If Sir Philip's Arcadia group were to enter administration it would become the most high-profile in a series of retail collapses.

Debenhams and House of Fraser, have called in the administrators in recent months, while Toys R' Us and Maplin have disappeared completely.

Sir Philip, once lauded as the "king of the high street", cleared a major hurdle on Tuesday after receiving the backing of the Pensions Regulator (TPR) for his rescue plans.

The retail mogul agreed to inject an additional £25m into Arcadia's pension fund, taking the total amount pledged in cash and security to more than £300m.

News of the agreement came shortly after the watchdog ordered Sir Philip to pay in an extra £50m in order to secure its support for Arcadia's CVA.

Arcadia said Lady Green, the group's ultimate owner, had signed off the additional cash.

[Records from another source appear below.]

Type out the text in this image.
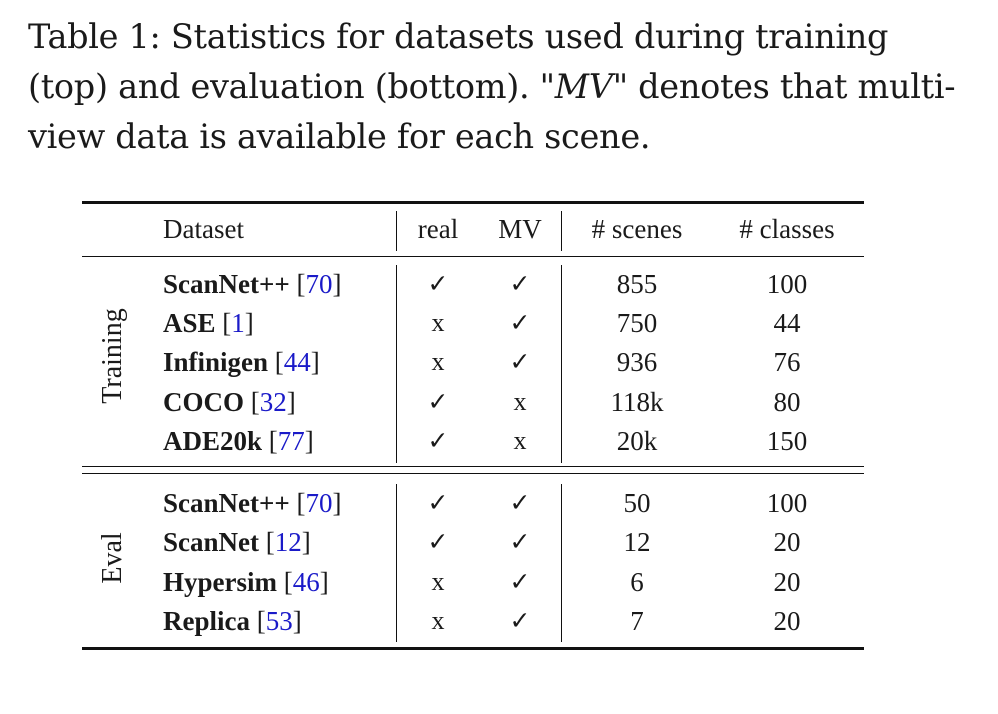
Table 1: Statistics for datasets used during training (top) and evaluation (bottom). "MV" denotes that multi-view data is available for each scene.
Dataset	real	MV	# scenes	# classes
Training
Eval
ScanNet++ [70]	✓	✓	855	100
ASE [1]	x	✓	750	44
Infinigen [44]	x	✓	936	76
COCO [32]	✓	x	118k	80
ADE20k [77]	✓	x	20k	150
ScanNet++ [70]	✓	✓	50	100
ScanNet [12]	✓	✓	12	20
Hypersim [46]	x	✓	6	20
Replica [53]	x	✓	7	20
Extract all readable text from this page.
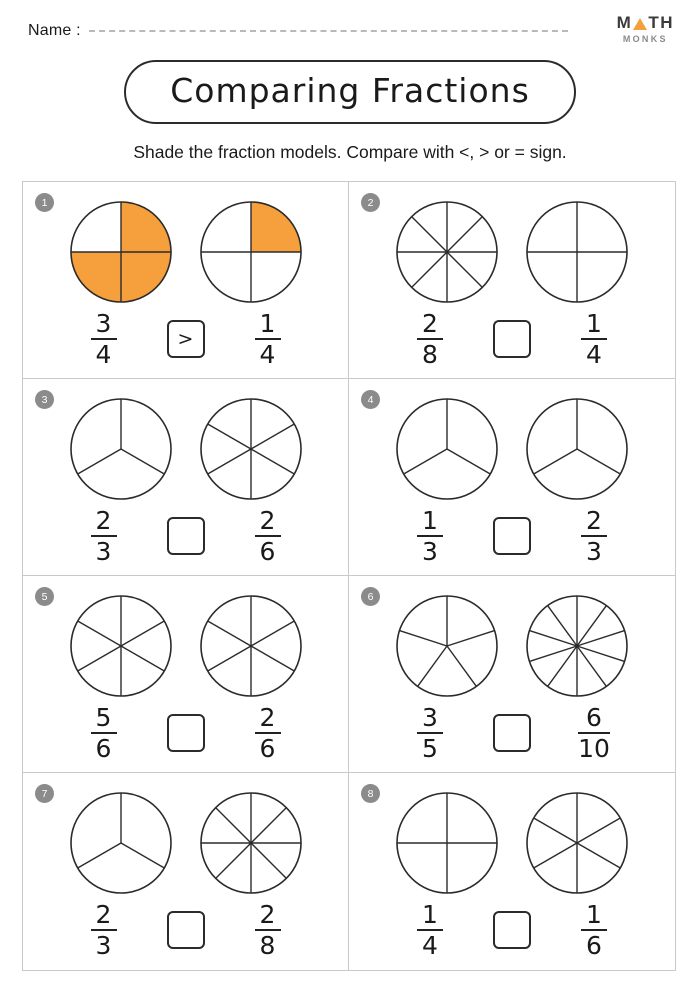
Name :	M TH
MONKS
Comparing Fractions
Shade the fraction models. Compare with <, > or = sign.
1
$\frac{3}{4}$	>	$\frac{1}{4}$
2
$\frac{2}{8}$	$\frac{1}{4}$
3
$\frac{2}{3}$	$\frac{2}{6}$
4
$\frac{1}{3}$	$\frac{2}{3}$
5
$\frac{5}{6}$	$\frac{2}{6}$
6
$\frac{3}{5}$	$\frac{6}{10}$
7
$\frac{2}{3}$	$\frac{2}{8}$
8
$\frac{1}{4}$	$\frac{1}{6}$
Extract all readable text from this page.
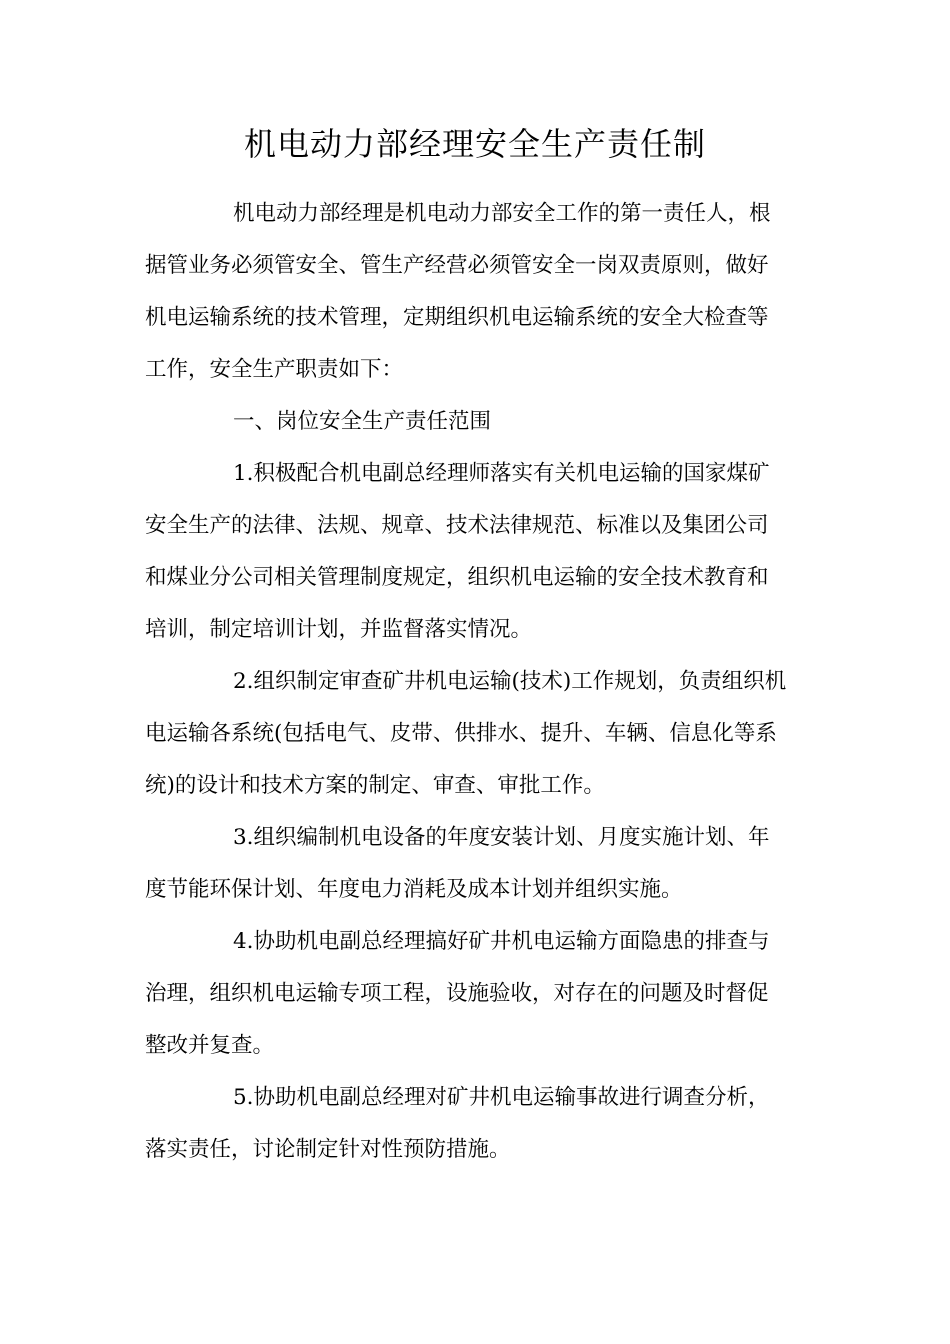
机电动力部经理安全生产责任制
机电动力部经理是机电动力部安全工作的第一责任人，根
据管业务必须管安全、管生产经营必须管安全一岗双责原则，做好
机电运输系统的技术管理，定期组织机电运输系统的安全大检查等
工作，安全生产职责如下：
一、岗位安全生产责任范围
1.积极配合机电副总经理师落实有关机电运输的国家煤矿
安全生产的法律、法规、规章、技术法律规范、标准以及集团公司
和煤业分公司相关管理制度规定，组织机电运输的安全技术教育和
培训，制定培训计划，并监督落实情况。
2.组织制定审查矿井机电运输(技术)工作规划，负责组织机
电运输各系统(包括电气、皮带、供排水、提升、车辆、信息化等系
统)的设计和技术方案的制定、审查、审批工作。
3.组织编制机电设备的年度安装计划、月度实施计划、年
度节能环保计划、年度电力消耗及成本计划并组织实施。
4.协助机电副总经理搞好矿井机电运输方面隐患的排查与
治理，组织机电运输专项工程，设施验收，对存在的问题及时督促
整改并复查。
5.协助机电副总经理对矿井机电运输事故进行调查分析，
落实责任，讨论制定针对性预防措施。
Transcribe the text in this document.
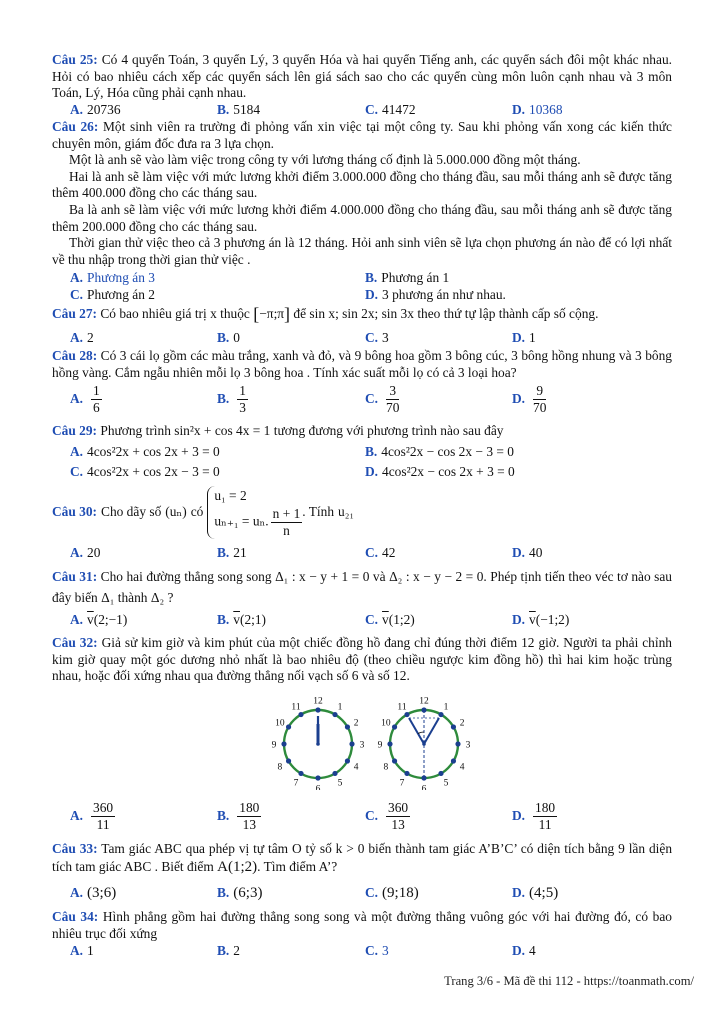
Câu 25: Có 4 quyển Toán, 3 quyển Lý, 3 quyển Hóa và hai quyển Tiếng anh, các quyển sách đôi một khác nhau. Hỏi có bao nhiêu cách xếp các quyển sách lên giá sách sao cho các quyển cùng môn luôn cạnh nhau và 3 môn Toán, Lý, Hóa cũng phải cạnh nhau.
A. 20736	B. 5184	C. 41472	D. 10368
Câu 26: Một sinh viên ra trường đi phỏng vấn xin việc tại một công ty. Sau khi phỏng vấn xong các kiến thức chuyên môn, giám đốc đưa ra 3 lựa chọn.
Một là anh sẽ vào làm việc trong công ty với lương tháng cố định là 5.000.000 đồng một tháng.
Hai là anh sẽ làm việc với mức lương khởi điểm 3.000.000 đồng cho tháng đầu, sau mỗi tháng anh sẽ được tăng thêm 400.000 đồng cho các tháng sau.
Ba là anh sẽ làm việc với mức lương khởi điểm 4.000.000 đồng cho tháng đầu, sau mỗi tháng anh sẽ được tăng thêm 200.000 đồng cho các tháng sau.
Thời gian thử việc theo cả 3 phương án là 12 tháng. Hỏi anh sinh viên sẽ lựa chọn phương án nào để có lợi nhất về thu nhập trong thời gian thử việc .
A. Phương án 3	B. Phương án 1
C. Phương án 2	D. 3 phương án như nhau.
Câu 27: Có bao nhiêu giá trị x thuộc [−π;π] để sin x; sin 2x; sin 3x theo thứ tự lập thành cấp số cộng.
A. 2	B. 0	C. 3	D. 1
Câu 28: Có 3 cái lọ gồm các màu trắng, xanh và đỏ, và 9 bông hoa gồm 3 bông cúc, 3 bông hồng nhung và 3 bông hồng vàng. Cắm ngẫu nhiên mỗi lọ 3 bông hoa . Tính xác suất mỗi lọ có cả 3 loại hoa?
A. $\frac{1}{6}$	B. $\frac{1}{3}$	C. $\frac{3}{70}$	D. $\frac{9}{70}$
Câu 29: Phương trình sin²x + cos 4x = 1 tương đương với phương trình nào sau đây
A. 4cos²2x + cos 2x + 3 = 0	B. 4cos²2x − cos 2x − 3 = 0
C. 4cos²2x + cos 2x − 3 = 0	D. 4cos²2x − cos 2x + 3 = 0
Câu 30: Cho dãy số (uₙ) có
u₁ = 2
uₙ₊₁ = uₙ. $\frac{n + 1}{n}$ . Tính u₂₁
A. 20	B. 21	C. 42	D. 40
Câu 31: Cho hai đường thẳng song song Δ₁ : x − y + 1 = 0 và Δ₂ : x − y − 2 = 0. Phép tịnh tiến theo véc tơ nào sau đây biến Δ₁ thành Δ₂ ?
A. $\overline{v}(2;-1)$	B. $\overline{v}(2;1)$	C. $\overline{v}(1;2)$	D. $\overline{v}(-1;2)$
Câu 32: Giả sử kim giờ và kim phút của một chiếc đồng hồ đang chỉ đúng thời điểm 12 giờ. Người ta phải chỉnh kim giờ quay một góc dương nhỏ nhất là bao nhiêu độ (theo chiều ngược kim đồng hồ) thì hai kim hoặc trùng nhau, hoặc đối xứng nhau qua đường thẳng nối vạch số 6 và số 12.
12
1
2
3
4
5
6
7
8
9
10
11
12
1
2
3
4
5
6
7
8
9
10
11
A. $\frac{360}{11}$	B. $\frac{180}{13}$	C. $\frac{360}{13}$	D. $\frac{180}{11}$
Câu 33: Tam giác ABC qua phép vị tự tâm O tỷ số k > 0 biến thành tam giác A’B’C’ có diện tích bằng 9 lần diện tích tam giác ABC . Biết điểm A(1;2). Tìm điểm A’?
A. (3;6)	B. (6;3)	C. (9;18)	D. (4;5)
Câu 34: Hình phẳng gồm hai đường thẳng song song và một đường thẳng vuông góc với hai đường đó, có bao nhiêu trục đối xứng
A. 1	B. 2	C. 3	D. 4
Trang 3/6 - Mã đề thi 112 - https://toanmath.com/
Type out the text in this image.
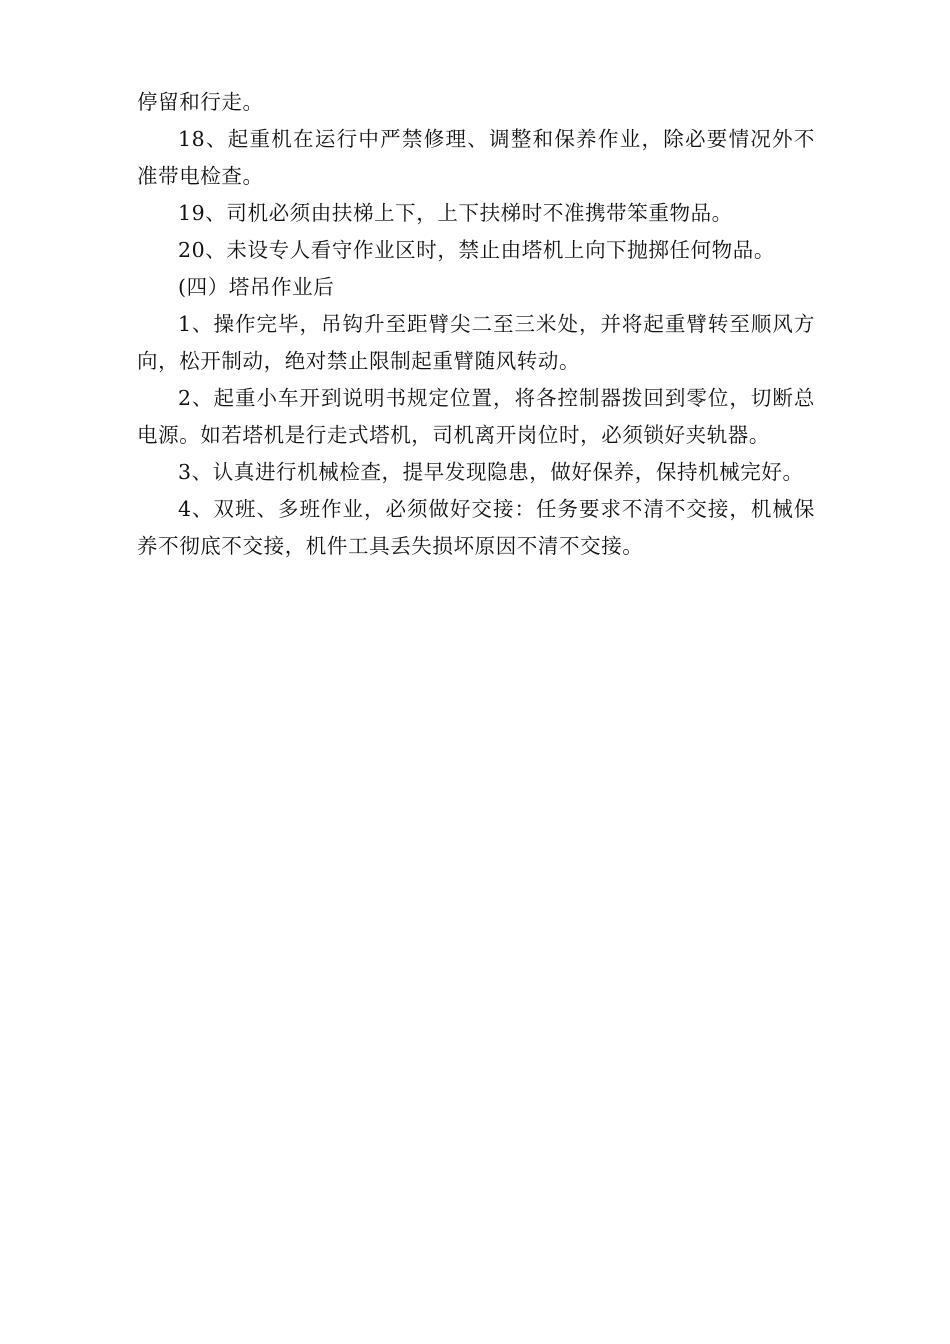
停留和行走。

18、起重机在运行中严禁修理、调整和保养作业，除必要情况外不准带电检查。

19、司机必须由扶梯上下，上下扶梯时不准携带笨重物品。

20、未设专人看守作业区时，禁止由塔机上向下抛掷任何物品。

(四）塔吊作业后

1、操作完毕，吊钩升至距臂尖二至三米处，并将起重臂转至顺风方向，松开制动，绝对禁止限制起重臂随风转动。

2、起重小车开到说明书规定位置，将各控制器拨回到零位，切断总电源。如若塔机是行走式塔机，司机离开岗位时，必须锁好夹轨器。

3、认真进行机械检查，提早发现隐患，做好保养，保持机械完好。

4、双班、多班作业，必须做好交接：任务要求不清不交接，机械保养不彻底不交接，机件工具丢失损坏原因不清不交接。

The Pensions Regulator said: "Following extensive discussions with the company, shareholders, the trustees of the pension schemes, the PPF and advisers, we are pleased that additional security has been agreed in support for the pension schemes which brings the total security value to £210m.

"This is in addition to agreed contributions of £100m to be paid to the schemes by Lady Green.

"Given this enhanced level of support, we now consider the updated CVA proposals are sufficient because they provide better protection for scheme members in these difficult circumstances.

"We recognise that the best support for any pension scheme is a trading employer and we feel the CVA proposals now provide the right balance between security for the pension schemes and the chance of sustainability for the company."

The Pension Protection Fund (PPF) is due to vote on whether to support the scheme on Wednesday.

Arcadia's brands have struggled to keep up with changing fashion trends and competition from Primark as well as online rivals.

Critics have accused Sir Philip of underinvesting in the group's stores. The retail mogul also faces a string of allegations of misconduct, which he denies.